Романтический имидж Сибири, специально, казалось бы, созданной, «чтоб сказку сделать былью», сделал традиционным и «сказочный» антураж сибирской прозы. Критику умиляют коллизии, когда шахтер выступает с лекциями, а старый проходчик именуется «профессором скоростной проходки». В статье И. Сотникова «О самом ценном и прекрасном» 1 таковым объявляется именно это характерное сочетание «небывалого с бывалым». Необходимым фоном для превращения шахтера в профессора служит своеобразно романтизированное «тридесятое царство» – Сибирь с ее лубочной фактурой, скрывающей силуэты зон, «почтовых ящиков» и тюрем. На несколько десятилетий она останется для советской литературы художественным полигоном «счастливой романтики трудовых будней», романтики, которая, однако, определялась функционально – через полезность.

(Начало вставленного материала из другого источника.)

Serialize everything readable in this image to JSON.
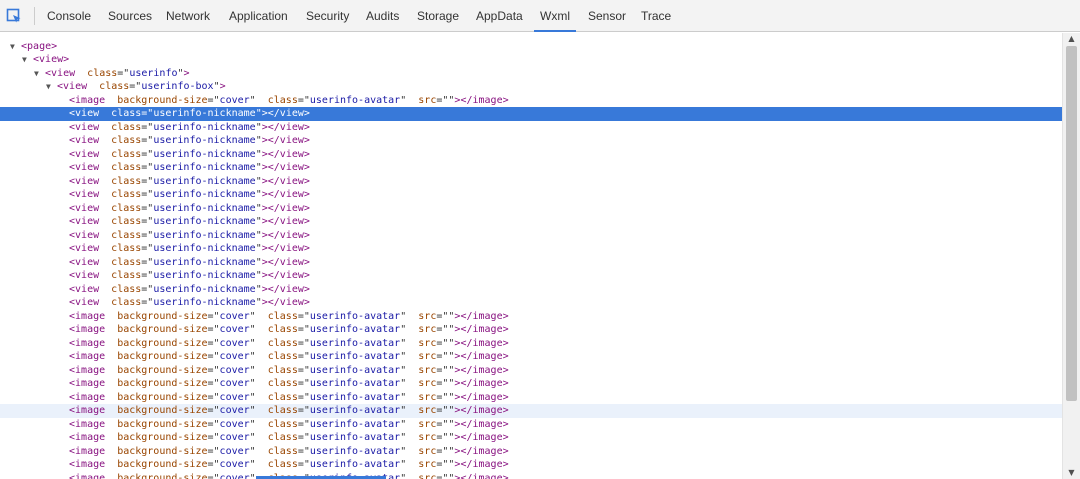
{
  "toolbar": {
    "tabs": [
      {
        "label": "Console",
        "active": false
      },
      {
        "label": "Sources",
        "active": false
      },
      {
        "label": "Network",
        "active": false
      },
      {
        "label": "Application",
        "active": false
      },
      {
        "label": "Security",
        "active": false
      },
      {
        "label": "Audits",
        "active": false
      },
      {
        "label": "Storage",
        "active": false
      },
      {
        "label": "AppData",
        "active": false
      },
      {
        "label": "Wxml",
        "active": true
      },
      {
        "label": "Sensor",
        "active": false
      },
      {
        "label": "Trace",
        "active": false
      }
    ],
    "inspect_icon": "select-element-icon"
  },
  "colors": {
    "accent": "#3879d9",
    "tag": "#881280",
    "attribute": "#994500",
    "value": "#1a1aa6",
    "hover": "#eaf1fb"
  },
  "tree": {
    "rows": [
      {
        "depth": 0,
        "toggle": "▼",
        "tag": "page",
        "attrs": [],
        "close": ""
      },
      {
        "depth": 1,
        "toggle": "▼",
        "tag": "view",
        "attrs": [],
        "close": ""
      },
      {
        "depth": 2,
        "toggle": "▼",
        "tag": "view",
        "attrs": [
          {
            "name": "class",
            "value": "userinfo"
          }
        ],
        "close": ""
      },
      {
        "depth": 3,
        "toggle": "▼",
        "tag": "view",
        "attrs": [
          {
            "name": "class",
            "value": "userinfo-box"
          }
        ],
        "close": ""
      },
      {
        "depth": 4,
        "toggle": "",
        "tag": "image",
        "attrs": [
          {
            "name": "background-size",
            "value": "cover"
          },
          {
            "name": "class",
            "value": "userinfo-avatar"
          },
          {
            "name": "src",
            "value": ""
          }
        ],
        "close": "image"
      },
      {
        "depth": 4,
        "toggle": "",
        "tag": "view",
        "attrs": [
          {
            "name": "class",
            "value": "userinfo-nickname"
          }
        ],
        "close": "view",
        "selected": true
      },
      {
        "depth": 4,
        "toggle": "",
        "tag": "view",
        "attrs": [
          {
            "name": "class",
            "value": "userinfo-nickname"
          }
        ],
        "close": "view"
      },
      {
        "depth": 4,
        "toggle": "",
        "tag": "view",
        "attrs": [
          {
            "name": "class",
            "value": "userinfo-nickname"
          }
        ],
        "close": "view"
      },
      {
        "depth": 4,
        "toggle": "",
        "tag": "view",
        "attrs": [
          {
            "name": "class",
            "value": "userinfo-nickname"
          }
        ],
        "close": "view"
      },
      {
        "depth": 4,
        "toggle": "",
        "tag": "view",
        "attrs": [
          {
            "name": "class",
            "value": "userinfo-nickname"
          }
        ],
        "close": "view"
      },
      {
        "depth": 4,
        "toggle": "",
        "tag": "view",
        "attrs": [
          {
            "name": "class",
            "value": "userinfo-nickname"
          }
        ],
        "close": "view"
      },
      {
        "depth": 4,
        "toggle": "",
        "tag": "view",
        "attrs": [
          {
            "name": "class",
            "value": "userinfo-nickname"
          }
        ],
        "close": "view"
      },
      {
        "depth": 4,
        "toggle": "",
        "tag": "view",
        "attrs": [
          {
            "name": "class",
            "value": "userinfo-nickname"
          }
        ],
        "close": "view"
      },
      {
        "depth": 4,
        "toggle": "",
        "tag": "view",
        "attrs": [
          {
            "name": "class",
            "value": "userinfo-nickname"
          }
        ],
        "close": "view"
      },
      {
        "depth": 4,
        "toggle": "",
        "tag": "view",
        "attrs": [
          {
            "name": "class",
            "value": "userinfo-nickname"
          }
        ],
        "close": "view"
      },
      {
        "depth": 4,
        "toggle": "",
        "tag": "view",
        "attrs": [
          {
            "name": "class",
            "value": "userinfo-nickname"
          }
        ],
        "close": "view"
      },
      {
        "depth": 4,
        "toggle": "",
        "tag": "view",
        "attrs": [
          {
            "name": "class",
            "value": "userinfo-nickname"
          }
        ],
        "close": "view"
      },
      {
        "depth": 4,
        "toggle": "",
        "tag": "view",
        "attrs": [
          {
            "name": "class",
            "value": "userinfo-nickname"
          }
        ],
        "close": "view"
      },
      {
        "depth": 4,
        "toggle": "",
        "tag": "view",
        "attrs": [
          {
            "name": "class",
            "value": "userinfo-nickname"
          }
        ],
        "close": "view"
      },
      {
        "depth": 4,
        "toggle": "",
        "tag": "view",
        "attrs": [
          {
            "name": "class",
            "value": "userinfo-nickname"
          }
        ],
        "close": "view"
      },
      {
        "depth": 4,
        "toggle": "",
        "tag": "image",
        "attrs": [
          {
            "name": "background-size",
            "value": "cover"
          },
          {
            "name": "class",
            "value": "userinfo-avatar"
          },
          {
            "name": "src",
            "value": ""
          }
        ],
        "close": "image"
      },
      {
        "depth": 4,
        "toggle": "",
        "tag": "image",
        "attrs": [
          {
            "name": "background-size",
            "value": "cover"
          },
          {
            "name": "class",
            "value": "userinfo-avatar"
          },
          {
            "name": "src",
            "value": ""
          }
        ],
        "close": "image"
      },
      {
        "depth": 4,
        "toggle": "",
        "tag": "image",
        "attrs": [
          {
            "name": "background-size",
            "value": "cover"
          },
          {
            "name": "class",
            "value": "userinfo-avatar"
          },
          {
            "name": "src",
            "value": ""
          }
        ],
        "close": "image"
      },
      {
        "depth": 4,
        "toggle": "",
        "tag": "image",
        "attrs": [
          {
            "name": "background-size",
            "value": "cover"
          },
          {
            "name": "class",
            "value": "userinfo-avatar"
          },
          {
            "name": "src",
            "value": ""
          }
        ],
        "close": "image"
      },
      {
        "depth": 4,
        "toggle": "",
        "tag": "image",
        "attrs": [
          {
            "name": "background-size",
            "value": "cover"
          },
          {
            "name": "class",
            "value": "userinfo-avatar"
          },
          {
            "name": "src",
            "value": ""
          }
        ],
        "close": "image"
      },
      {
        "depth": 4,
        "toggle": "",
        "tag": "image",
        "attrs": [
          {
            "name": "background-size",
            "value": "cover"
          },
          {
            "name": "class",
            "value": "userinfo-avatar"
          },
          {
            "name": "src",
            "value": ""
          }
        ],
        "close": "image"
      },
      {
        "depth": 4,
        "toggle": "",
        "tag": "image",
        "attrs": [
          {
            "name": "background-size",
            "value": "cover"
          },
          {
            "name": "class",
            "value": "userinfo-avatar"
          },
          {
            "name": "src",
            "value": ""
          }
        ],
        "close": "image"
      },
      {
        "depth": 4,
        "toggle": "",
        "tag": "image",
        "attrs": [
          {
            "name": "background-size",
            "value": "cover"
          },
          {
            "name": "class",
            "value": "userinfo-avatar"
          },
          {
            "name": "src",
            "value": ""
          }
        ],
        "close": "image",
        "hover": true
      },
      {
        "depth": 4,
        "toggle": "",
        "tag": "image",
        "attrs": [
          {
            "name": "background-size",
            "value": "cover"
          },
          {
            "name": "class",
            "value": "userinfo-avatar"
          },
          {
            "name": "src",
            "value": ""
          }
        ],
        "close": "image"
      },
      {
        "depth": 4,
        "toggle": "",
        "tag": "image",
        "attrs": [
          {
            "name": "background-size",
            "value": "cover"
          },
          {
            "name": "class",
            "value": "userinfo-avatar"
          },
          {
            "name": "src",
            "value": ""
          }
        ],
        "close": "image"
      },
      {
        "depth": 4,
        "toggle": "",
        "tag": "image",
        "attrs": [
          {
            "name": "background-size",
            "value": "cover"
          },
          {
            "name": "class",
            "value": "userinfo-avatar"
          },
          {
            "name": "src",
            "value": ""
          }
        ],
        "close": "image"
      },
      {
        "depth": 4,
        "toggle": "",
        "tag": "image",
        "attrs": [
          {
            "name": "background-size",
            "value": "cover"
          },
          {
            "name": "class",
            "value": "userinfo-avatar"
          },
          {
            "name": "src",
            "value": ""
          }
        ],
        "close": "image"
      },
      {
        "depth": 4,
        "toggle": "",
        "tag": "image",
        "attrs": [
          {
            "name": "background-size",
            "value": "cover"
          },
          {
            "name": "class",
            "value": "userinfo-avatar"
          },
          {
            "name": "src",
            "value": ""
          }
        ],
        "close": "image"
      }
    ]
  },
  "scrollbar": {
    "up_icon": "scroll-up-icon",
    "down_icon": "scroll-down-icon"
  }
}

Стереотип тотального обновления как разрыва с родными корнями и традициями, как крещения в купели новой жизни родился в литературных кузницах 20 – 30-х годов. Но он романтическим эхом прокатился по сибирской литературе и критике на рубеже 60-х годов, современники которых в восторге провожали сибирские деревни и веси на дно водохранилищ и в небытие угольных карьеров. «Новое» однозначно противопоставляется «старому» через подавление нежности к традиционному облику родного края, рождая образ строителя, сколь бесчувственного, столь и неблагодарного.
Здесь новь повстречалась со старью.
Я в этом не вижу беды.
Родному скажу»Приангарью:
«Живешь ты, как надо. Лады!..» –
этот заданный оптимизм стихов М. Скуратова из сборника «Солнечный бубен» не что иное, как эманация всеобщего обновления, превратившая даже лирику в рифмованный очерк социалистического строительства.

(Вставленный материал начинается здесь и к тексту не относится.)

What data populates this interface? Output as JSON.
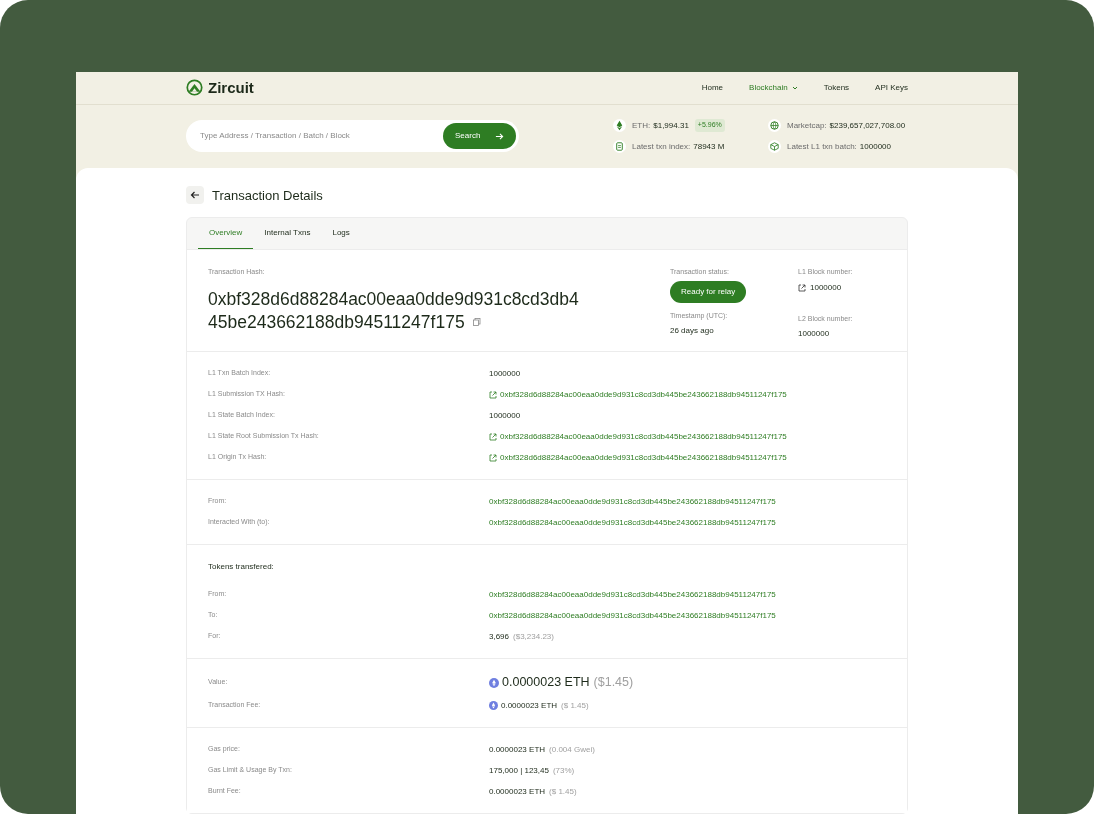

В основе конфликтов большинства повестей, поэм, очерков о Сибири лежит мотив покорения и борьбы; их герой – занятый созданием «второй природы» коллектив или воплощающая его идею личность. Не случайно, по мнению критики, богатейшие возможности изображения непосредственных движений массы, ее психологии и идеала как нельзя кстати пришлись в литературе 50 – 60-х годов. Социальный заказ на темы строительства, освоения целинных земель лишний раз доказывал предъявляемое к литературе требование опоры на массовидное сознание. Преемственность здесь очевидна: и индустриализация, и война, и освоение новых регионов имеют массовый характер, подчиняются одним законам, предполагают одно качество гуманизма.

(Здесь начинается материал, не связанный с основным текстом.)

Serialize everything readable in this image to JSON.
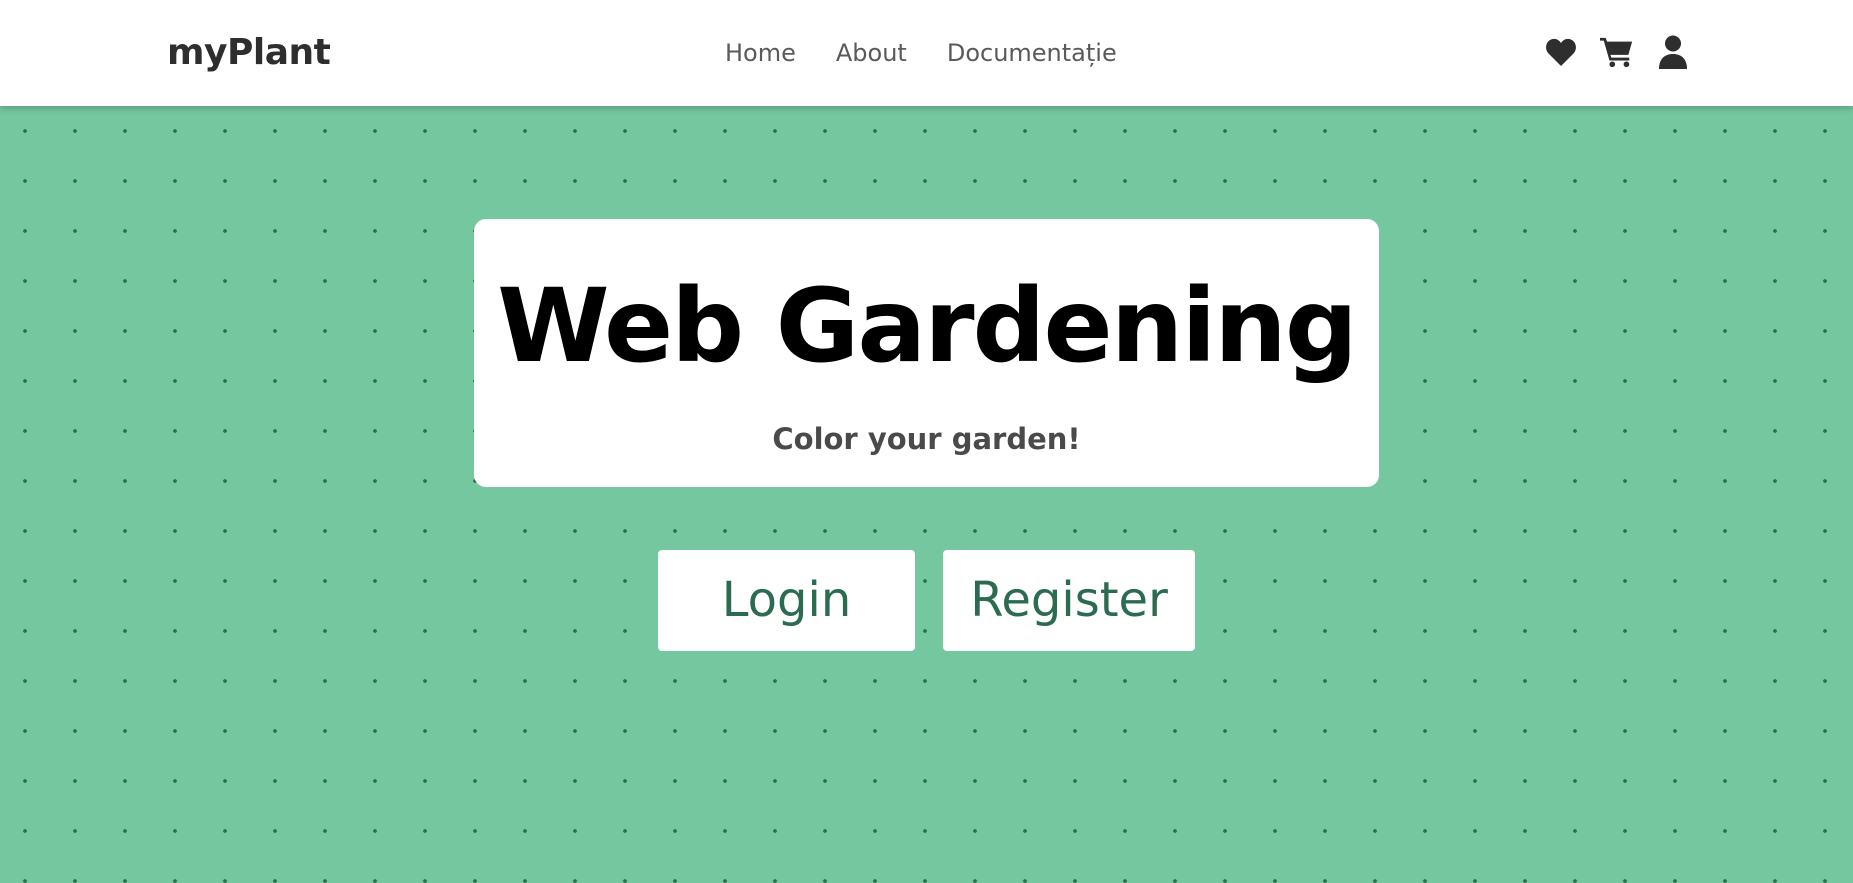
{
  "navbar": {
    "brand": "myPlant",
    "links": [
      {
        "label": "Home"
      },
      {
        "label": "About"
      },
      {
        "label": "Documentație"
      }
    ],
    "icons": [
      "heart-icon",
      "cart-icon",
      "user-icon"
    ]
  },
  "hero": {
    "title": "Web Gardening",
    "subtitle": "Color your garden!",
    "login_label": "Login",
    "register_label": "Register"
  },
  "colors": {
    "background": "#74c79e",
    "dot_pattern": "#2c6a4c",
    "button_text": "#2b6b4f",
    "nav_text": "#5a5a5a",
    "brand_text": "#2e2e2e"
  }
}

Всплеск послевоенного исторического оптимизма и трудового энтузиазма в этом по-прежнему доминирующем массовидном сознании образовал ценностный центр идеологического кругозора рубежа 60-х годов. Романтик в характерной для времени историко-экономической интерпретации, герой социалистического реализма обладал всеми сущностными чертами завоевателя. В своем тотальном покорении Сибири он руководствуется жаждой победы и сиюминутной экономической выгодой. Характерно и другое – советская колонизация Сибири идет силами новоселов. Миграции «со стройки на стройку» создают тип профессионала-наемника, человека «перекати-поле», для которого абстрактная идея советской Родины вполне замещает конкретно-чувственный образ родного края. Эта «чужеродность» просвечивает в самом умозрительном подходе к теме Сибири, причем не только у поэтов и прозаиков центра, но и у целого ряда сибирских писателей рубежа 50 – 60-х годов.
Другая плоскость противостояния миров «нового» и «старого» в сибирской литературе и критике упирается в поистине биологическую аналогию приверженности не старости, а именно молодости. Молодость способна к активному действию, старость не способна, она – созерцание. Молодость романтична и оптимистична, легка на подъем, то есть практически полезна в общественных целях. Старость – время оценок, итогов, а иногда и нравственной расплаты. Не потому ли критика так поощряет тему «неувядаемой молодости коммунистов»? Молодость как идеологическое требование объясняет полемический задор статьи главного «литературоведа» края, секретаря Красноярского крайкома партии К. Абросенко «О задачах работников литературы и искусства». Строки поэта: «здесь, звездой просверкав, навсегда безвозвратно ушли детство, юность и молодость» – вызывают у партийного руководителя целую отповедь: «Почему ушла молодость? Почему поэт – старик? Сколько б ему ни было лет – он должен быть молод, как молода наша страна, самая молодая и могучая в мире» 2.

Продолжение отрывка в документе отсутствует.